Kaiser Heinrich II.

Laufzeit: 09. Juli 2002 bis 20. Oktober 2002

Anderer Ausstellungsort:
Bamberg, Domplatz, Alte Hofhaltung, Staatsbibliothek Bamberg und Diözesanmuseum Bamberg

Decus Europae - Zierde Europas oder apokalyptische Schlange, Heililger oder machtbewusster Realpolitiker? Die Zeitgenossen waren sich nicht einig in ihrem Urteil über Heinrich II. (1002-1024). Das widerspruchsvolle Bild dieses Herrschers wird in der Bayerischen Landesausstellung 2002 in Bamberg, das seine Gründung dem Herrscher verdankt, nachgezeichnet. Glanzstücke mittelalterlicher Goldschmiede- und Buchkunst, Inszenierungen, lebendige Archäologie erwarten den Besucher. Auf dem Domberg wird in der Zeit der Ausstellung ein mittelalterliches Gehöft nachgebaut. Das Leben der einfachen Leute - "in Bodennähe" - wird hier anschaulich, ebenso der zielstrebige Weg zur Macht, den Heinrich II. zusammen mit seiner luxemburgischen Frau Kunigunde in 22 Herrscherjahren ging. Die Landesausstellung präsentiert eine Figur der bayerischen Geschichte, deren Aufstieg ohnegleichen scheint: Herzog - König - Kaiser - Heiliger - am historischen Ort, in seiner "einzig geliebten Stadt Bamberg.

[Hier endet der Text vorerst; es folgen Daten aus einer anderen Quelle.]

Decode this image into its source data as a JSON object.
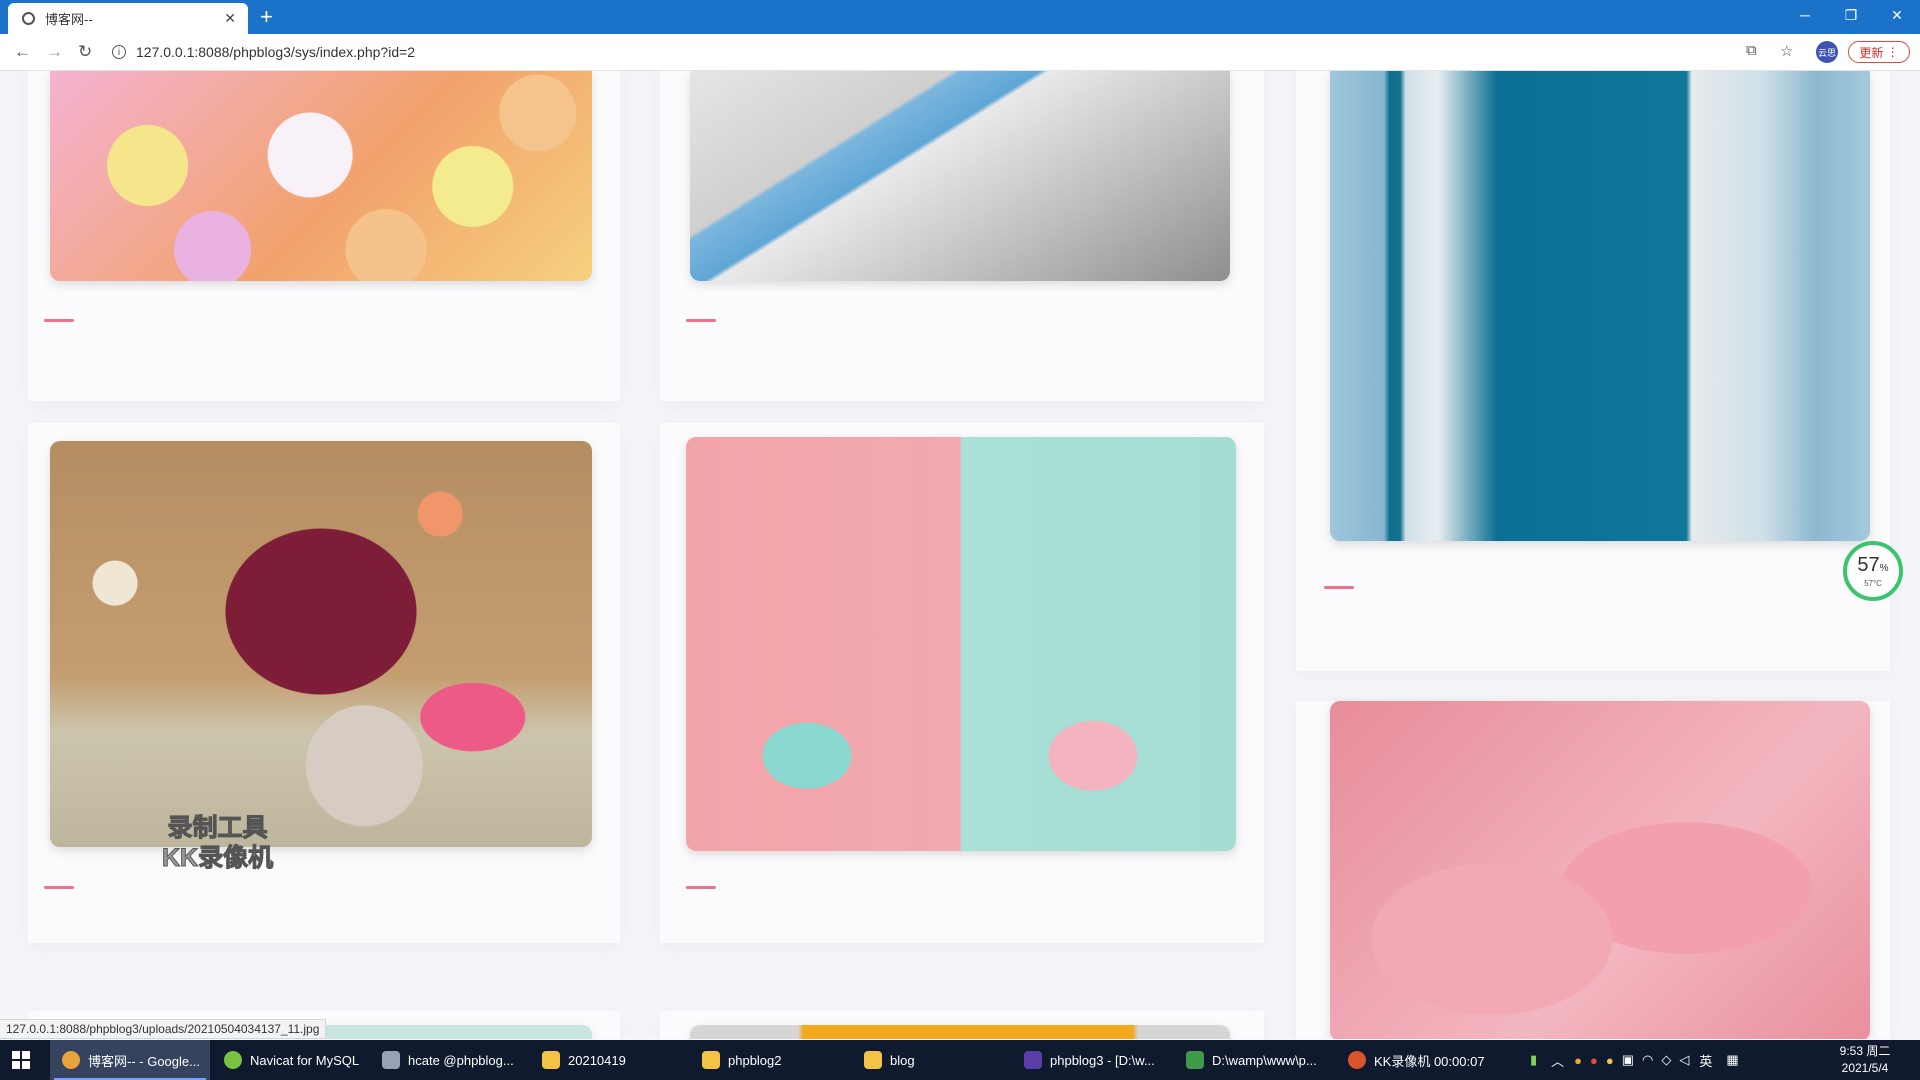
{
  "browser": {
    "tab_title": "博客网--",
    "tab_close": "✕",
    "new_tab": "+",
    "url": "127.0.0.1:8088/phpblog3/sys/index.php?id=2",
    "profile_label": "云思",
    "update_label": "更新",
    "window_controls": {
      "minimize": "─",
      "restore": "❐",
      "close": "✕"
    }
  },
  "status_url": "127.0.0.1:8088/phpblog3/uploads/20210504034137_11.jpg",
  "watermark": {
    "line1": "录制工具",
    "line2": "KK录像机"
  },
  "perf_widget": {
    "percent": "57",
    "unit": "%",
    "temperature": "57°C"
  },
  "taskbar": {
    "items": [
      {
        "label": "博客网-- - Google...",
        "color": "#e8a33b"
      },
      {
        "label": "Navicat for MySQL",
        "color": "#79c23f"
      },
      {
        "label": "hcate @phpblog...",
        "color": "#9aa3b5"
      },
      {
        "label": "20210419",
        "color": "#f3c444"
      },
      {
        "label": "phpblog2",
        "color": "#f3c444"
      },
      {
        "label": "blog",
        "color": "#f3c444"
      },
      {
        "label": "phpblog3 - [D:\\w...",
        "color": "#5c3ea8"
      },
      {
        "label": "D:\\wamp\\www\\p...",
        "color": "#3f9b4a"
      },
      {
        "label": "KK录像机 00:00:07",
        "color": "#d9542c"
      }
    ],
    "ime": "英",
    "time": "9:53 周二",
    "date": "2021/5/4"
  },
  "colors": {
    "tabbar": "#1a73c8",
    "accent_dash": "#f0728a",
    "taskbar": "#101a2e"
  }
}
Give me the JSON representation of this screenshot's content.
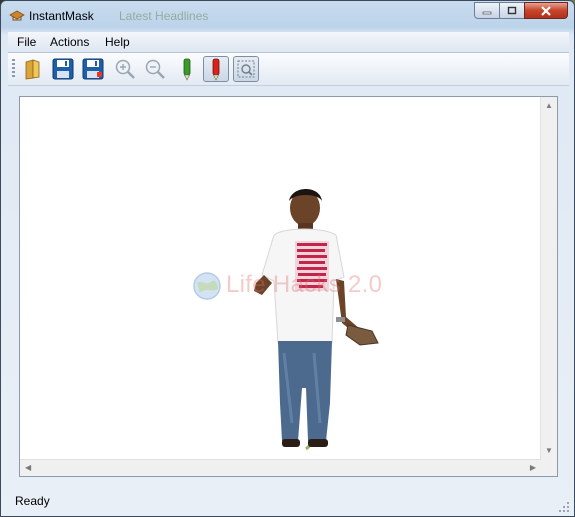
{
  "window": {
    "title": "InstantMask",
    "background_text": "Latest Headlines"
  },
  "menu": [
    {
      "label": "File"
    },
    {
      "label": "Actions"
    },
    {
      "label": "Help"
    }
  ],
  "toolbar": {
    "buttons": [
      {
        "name": "open-folder-icon",
        "pressed": false
      },
      {
        "name": "save-icon",
        "pressed": false
      },
      {
        "name": "save-as-icon",
        "pressed": false
      },
      {
        "name": "zoom-in-icon",
        "pressed": false
      },
      {
        "name": "zoom-out-icon",
        "pressed": false
      },
      {
        "name": "green-marker-icon",
        "pressed": false
      },
      {
        "name": "red-marker-icon",
        "pressed": true
      },
      {
        "name": "select-region-icon",
        "pressed": true
      }
    ]
  },
  "canvas": {
    "watermark": "Life Hacks 2.0"
  },
  "status": {
    "text": "Ready"
  },
  "colors": {
    "accent_red": "#c6442a",
    "marker_green": "#3b9a2a",
    "marker_red": "#d6231b",
    "save_blue": "#1e5fa8"
  }
}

Ein Herrscher am Ende der Zeiten, ein Herrscher in der Mitte des Mittelalters, Herzog, König, Kaiser, Heiliger – welch ein Aufstieg! Trotzdem ist Heinrich II. viel weniger im Bewusstsein als Karl der Große, Otto der Große oder Friedrich Barbarossa. Schon seine Wertschätzung durch Zeitgenossen und Nachwelt trägt zwiespältige Züge: Großzügiger Stifter herrlicher Kunstwerke und rücksichtsloser „Räuber“ wertvoller Handschriften für seine Stiftung Bamberg. Ein strenger Herr, unerbittlich und unnachgiebig auf der einen Seite, Friedensstifter und Diplomat auf der anderen Seite. Ein Inszenator seiner von Gott gegebenen Herrscherwürde, der gekonnt auf der Klaviatur der Macht und Selbstdarstellung spielt. Ein König, der sich als Kollege seiner Bischöfe sieht und darum wie selbstverständlich in ihre Belange eingreift. Ein Herrscher, dem – nach den Vorstellungen seiner Zeit – Wichtiges versagt blieb: die Sicherung der Nachfolge durch einen Sohn. Ein Heiliger, dessen gute Werke der Legende nach gerade einmal ausreichten, um sein Seelenheil zu retten. Ein Kaiser schließlich, der höchstes Lob auf sich zog: Als „Zierde Europas“ wird er auf dem kostbaren Sternenmantel bezeichnet, den ihm der apulische Fürst Ismael schenkte.
Die Bayerische Landesausstellung 2002 will all diesen Überlieferungen nachspüren, die durch die Rhetorik des Herrscherlobs und die Kraft der Legenden geprägt sind. Sie ist am richtigen historischen Ort zu sehen, in Bamberg, von Heinrich II. zu einem bevorzugten Aufenthaltsort gemacht. Das verleiht ihr Authentizität. Solche Authentizität ist auch in dem Versuch zu sehen, eine mittelalterliche Herrscherfigur heute aus unterschiedlichen Blickwinkeln lebendig werden zu lassen, aus der Geschichte, der Kunst, der Wissenschaft, der Frömmigkeit, der Liturgie und dem Leben. Diese Ausstellung strebt im Rückblick eines Jahrtausends bewusst mehrere Blickwinkel an.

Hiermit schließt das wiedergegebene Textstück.